A phoneme-based approach for eliminating out-of-vocabulary problem of Turkish speech recognition using Hidden Markov Model


Yavuz E., TOPUZ V.

COMPUTER SYSTEMS SCIENCE AND ENGINEERING, cilt.33, ss.429-445, 2018 (SCI İndekslerine Giren Dergi) identifier

  • Cilt numarası: 33 Konu: 6
  • Basım Tarihi: 2018
  • Dergi Adı: COMPUTER SYSTEMS SCIENCE AND ENGINEERING
  • Sayfa Sayısı: ss.429-445

Özet

Since Turkish is a morphologically productive language, it is almost impossible for a word-based recognition system to be realized to completely model Turkish language. Due to the fact that it is difficult for the system to recognize words not introduced to it in a word-based recognition system, recognition success rate drops considerably caused by out-of-vocabulary words.

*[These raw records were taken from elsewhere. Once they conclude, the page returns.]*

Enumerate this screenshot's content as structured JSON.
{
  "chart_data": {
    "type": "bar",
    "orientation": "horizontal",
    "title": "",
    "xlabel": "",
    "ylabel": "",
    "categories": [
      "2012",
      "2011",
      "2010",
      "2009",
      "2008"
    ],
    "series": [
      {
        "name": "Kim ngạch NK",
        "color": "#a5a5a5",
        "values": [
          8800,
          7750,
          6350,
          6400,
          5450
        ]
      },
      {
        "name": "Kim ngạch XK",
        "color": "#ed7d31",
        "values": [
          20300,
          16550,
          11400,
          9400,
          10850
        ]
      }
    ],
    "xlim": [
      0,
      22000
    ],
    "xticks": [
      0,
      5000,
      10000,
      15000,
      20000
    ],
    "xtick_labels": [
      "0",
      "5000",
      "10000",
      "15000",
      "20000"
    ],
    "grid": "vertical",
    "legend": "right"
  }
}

In this study, a speaker-dependent, phoneme-based word recognition system has been designed and implemented for Turkish Language to overcome the problem. An algorithm for finding phoneme-boundaries has been devised in order to segment the word into its phonemes. After the segmentation of words into phonemes, each phoneme is separated into different sub-groups according to its position and neighboring phonemes in that word. Generated sub-groups are represented by Hidden Markov Model, which is a statistical technique, using Mel-frequency cepstral coefficients as feature vector. Since phoneme-based approach is adopted in this study, it has been successfully achieved that many out of vocabulary words could be recognized.